Les finances publiques dans l'Union économique et monétaire UEM en 2004
OBJECTIF : présentation du cinquième rapport consacré aux finances publiques dans l'Union économique et monétaire (UEM).
CONTENU : dans son cinquième rapport, la Commission passe en revue les résultats budgétaires des États membres en 2003 et évalue leurs perspectives d'évolution à court et à moyen terme. Elle procède ensuite à l'examen de certaines des questions qui se posent dans le cadre du débat sur la politique budgétaire au niveau de l'Union européenne, en mettant tout particulièrement l'accent sur l'UEM. La partie I analyse, sur la base des prévisions de printemps 2004 élaborées par la Commission, les développements actuels et les perspectives budgétaires à court terme, ainsi que les plans à moyen terme présentés dans les derniers programmes de stabilité et de convergence. La partie II examine certains aspects du cadre évolutif dans lequel s'exerce la surveillance budgétaire au niveau de l'Union européenne: la mise en œuvre du pacte de stabilité et de croissance; l'amélioration de l'analyse des développements budgétaires; les risques budgétaires et les engagements conditionnels; la meilleure prise en compte de la dette et des conditions économiques; le renforcement de la coordination des politiques budgétaires. La partie III se consacre à l'analyse des effets positifs de la discipline budgétaire. La partie IV aborde la question de la qualité des finances publiques d'un point de vue à la fois macroéconomique et microéconomique. La partie V donne enfin, pour chaque État membre, un bref résumé des évolutions et des perspectives dans le domaine budgétaire.

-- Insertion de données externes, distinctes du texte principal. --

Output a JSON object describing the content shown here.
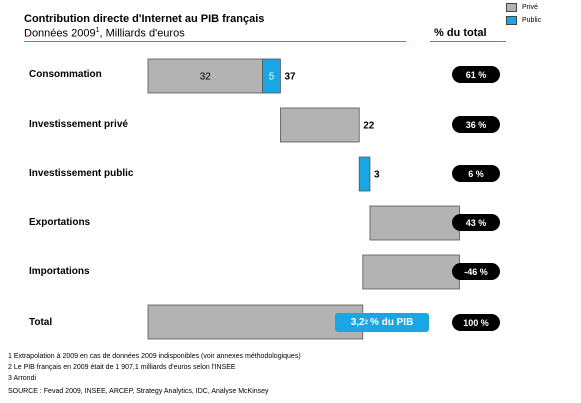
{
  "header": {
    "title": "Contribution directe d'Internet au PIB français",
    "subtitle_prefix": "Données 2009",
    "subtitle_sup": "1",
    "subtitle_suffix": ", Milliards d'euros",
    "pct_header": "% du total"
  },
  "legend": {
    "items": [
      {
        "label": "Privé",
        "color": "#b3b3b3"
      },
      {
        "label": "Public",
        "color": "#1aa6e4"
      }
    ]
  },
  "colors": {
    "private": "#b3b3b3",
    "public": "#1aa6e4",
    "pill": "#000000",
    "rule": "#2a9bd6"
  },
  "chart_data": {
    "type": "bar",
    "subtype": "waterfall",
    "unit": "Milliards d'euros",
    "xlim": [
      0,
      62
    ],
    "grid": false,
    "legend_position": "top-right",
    "categories": [
      "Consommation",
      "Investissement privé",
      "Investissement public",
      "Exportations",
      "Importations",
      "Total"
    ],
    "rows": [
      {
        "category": "Consommation",
        "segments": [
          {
            "kind": "private",
            "start": 0,
            "value": 32,
            "label": "32"
          },
          {
            "kind": "public",
            "start": 32,
            "value": 5,
            "label": "5"
          }
        ],
        "total_label": "37",
        "total_sup": "",
        "share": "61 %"
      },
      {
        "category": "Investissement privé",
        "segments": [
          {
            "kind": "private",
            "start": 37,
            "value": 22,
            "label": ""
          }
        ],
        "total_label": "22",
        "total_sup": "",
        "share": "36 %"
      },
      {
        "category": "Investissement public",
        "segments": [
          {
            "kind": "public",
            "start": 59,
            "value": 3,
            "label": ""
          }
        ],
        "total_label": "3",
        "total_sup": "",
        "share": "6 %"
      },
      {
        "category": "Exportations",
        "segments": [
          {
            "kind": "private",
            "start": 62,
            "value": 25,
            "label": ""
          }
        ],
        "total_label": "25",
        "total_sup": "",
        "share": "43 %"
      },
      {
        "category": "Importations",
        "segments": [
          {
            "kind": "private",
            "start": 60,
            "value": 27,
            "label": ""
          }
        ],
        "total_label": "27",
        "total_sup": "",
        "share": "-46 %"
      },
      {
        "category": "Total",
        "segments": [
          {
            "kind": "private",
            "start": 0,
            "value": 60,
            "label": ""
          }
        ],
        "total_label": "60",
        "total_sup": "3",
        "share": "100 %"
      }
    ],
    "annotation": {
      "value": "3,2",
      "sup": "2",
      "suffix": " % du PIB"
    }
  },
  "footnotes": [
    "1 Extrapolation à 2009 en cas de données 2009 indisponibles (voir annexes méthodologiques)",
    "2 Le PIB français en 2009 était de 1 907,1 milliards d'euros selon l'INSEE",
    "3 Arrondi",
    "SOURCE : Fevad 2009, INSEE, ARCEP, Strategy Analytics, IDC, Analyse McKinsey"
  ]
}
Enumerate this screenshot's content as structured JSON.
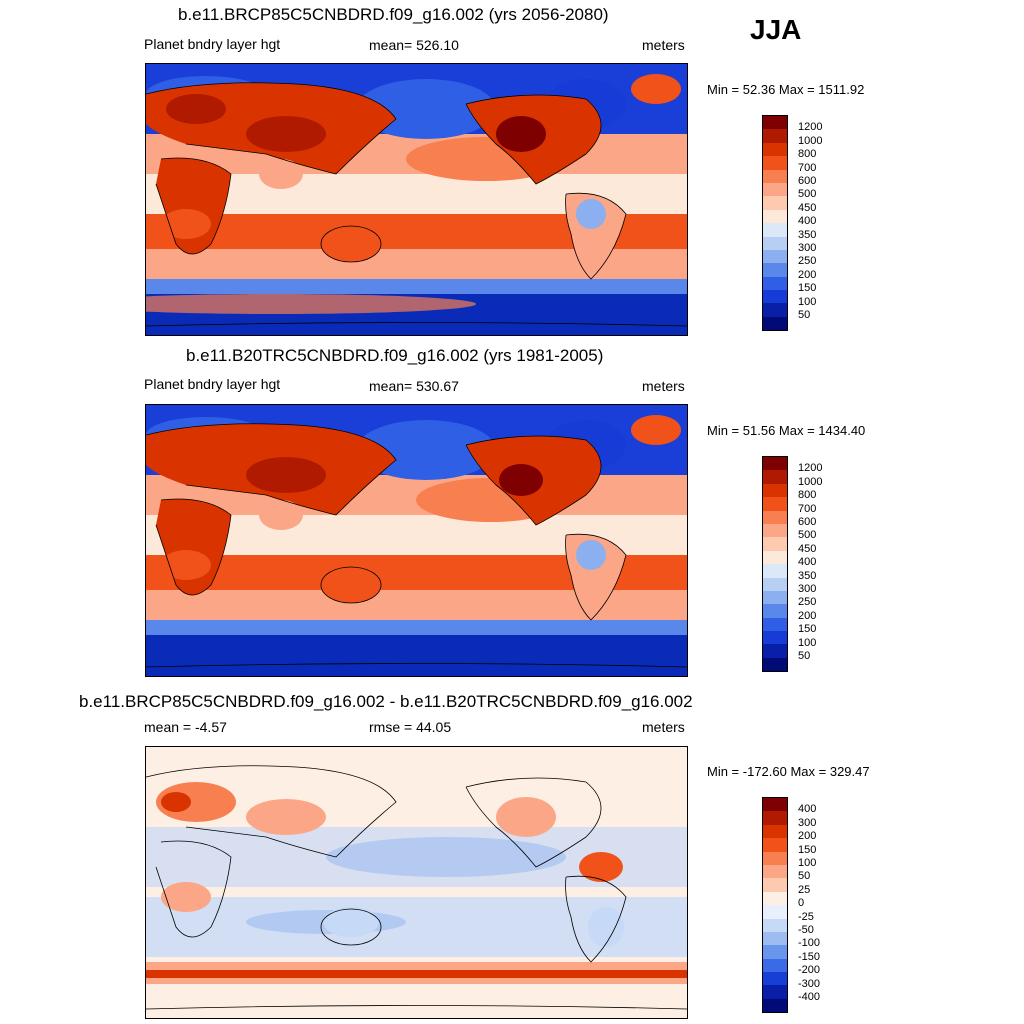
{
  "season": "JJA",
  "panels": [
    {
      "title": "b.e11.BRCP85C5CNBDRD.f09_g16.002 (yrs 2056-2080)",
      "left_label": "Planet bndry layer hgt",
      "center_label": "mean= 526.10",
      "right_label": "meters",
      "minmax": "Min =  52.36 Max = 1511.92",
      "colorbar": [
        "1200",
        "1000",
        "800",
        "700",
        "600",
        "500",
        "450",
        "400",
        "350",
        "300",
        "250",
        "200",
        "150",
        "100",
        "50"
      ],
      "colors": [
        "#7f0000",
        "#b01a00",
        "#d93300",
        "#f0521a",
        "#f77f50",
        "#fba687",
        "#fdcab0",
        "#fde9d9",
        "#dbe8f8",
        "#b7cff3",
        "#8cb0ef",
        "#5a88ea",
        "#2f5fe5",
        "#163bd6",
        "#0a1fa8",
        "#020a78"
      ]
    },
    {
      "title": "b.e11.B20TRC5CNBDRD.f09_g16.002 (yrs 1981-2005)",
      "left_label": "Planet bndry layer hgt",
      "center_label": "mean= 530.67",
      "right_label": "meters",
      "minmax": "Min =  51.56 Max = 1434.40",
      "colorbar": [
        "1200",
        "1000",
        "800",
        "700",
        "600",
        "500",
        "450",
        "400",
        "350",
        "300",
        "250",
        "200",
        "150",
        "100",
        "50"
      ],
      "colors": [
        "#7f0000",
        "#b01a00",
        "#d93300",
        "#f0521a",
        "#f77f50",
        "#fba687",
        "#fdcab0",
        "#fde9d9",
        "#dbe8f8",
        "#b7cff3",
        "#8cb0ef",
        "#5a88ea",
        "#2f5fe5",
        "#163bd6",
        "#0a1fa8",
        "#020a78"
      ]
    },
    {
      "title": "b.e11.BRCP85C5CNBDRD.f09_g16.002 - b.e11.B20TRC5CNBDRD.f09_g16.002",
      "left_label": "mean =  -4.57",
      "center_label": "rmse =  44.05",
      "right_label": "meters",
      "minmax": "Min = -172.60 Max = 329.47",
      "colorbar": [
        "400",
        "300",
        "200",
        "150",
        "100",
        "50",
        "25",
        "0",
        "-25",
        "-50",
        "-100",
        "-150",
        "-200",
        "-300",
        "-400"
      ],
      "colors": [
        "#7f0000",
        "#b01a00",
        "#d93300",
        "#f0521a",
        "#f77f50",
        "#fba687",
        "#fdcab0",
        "#fdefe4",
        "#e9f0fb",
        "#c6d9f6",
        "#9dbcf1",
        "#6a95ec",
        "#3a6ae6",
        "#173fd6",
        "#0a1fa8",
        "#020a78"
      ]
    }
  ],
  "map_colors": {
    "ocean_deep_blue": "#1a3fd8",
    "polar_blue": "#2a55e0",
    "subtropic_orange": "#f0521a",
    "midlat_salmon": "#fba687",
    "tropics_pale": "#fde9d9",
    "land_red": "#d93300",
    "land_dark": "#b01a00",
    "diff_neutral": "#fdefe4",
    "diff_blue": "#c6d9f6",
    "diff_red": "#f77f50"
  }
}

Le principal constat du rapport est que les déficits budgétaires ont continué à se creuser dans l'ensemble de l'UE en 2003. Pour la zone euro, le déficit est passé de 2,3% du PIB en 2002 à 2,7% en 2003. Si l'on prend en compte l'ensemble des 25 pays membres de l'UE, le déficit a crû de 2,1 à 2,7% du PIB. L'élargissement de l'Union, qui compte maintenant huit pays à budget excédentaire et onze pays dont les déficits ont dépassé le seuil des 3% en 2003, s'est traduit par des disparités croissantes dans les performances budgétaires selon les États membres. Les déficits allemand et français sont les plus importants, mais la situation en Italie inspire aussi des inquiétudes en raison du niveau élevé du ratio dette publique-PIB dans ce pays. À l'inverse, l'Espagne, la Belgique, l'Irlande, la Finlande et le Luxembourg (dans la zone euro), la Suède, le Danemark et l'Estonie (UE à 25) ont conservé des soldes excédentaires tout au long du ralentissement conjoncturel, ce qui atteste du caractère sain de leurs finances publiques. Il faut noter que le rapport de la dette publique au PIB a également augmenté en 2003, passant à 70,4% dans la zone euro et 63.1% dans l'UE à 25. Dans ce domaine aussi les situations sont très disparates avec les ratios dette publique-PIB supérieurs à 100% en Italie, Grèce et Belgique et inférieurs à 60% dans 14 autres pays.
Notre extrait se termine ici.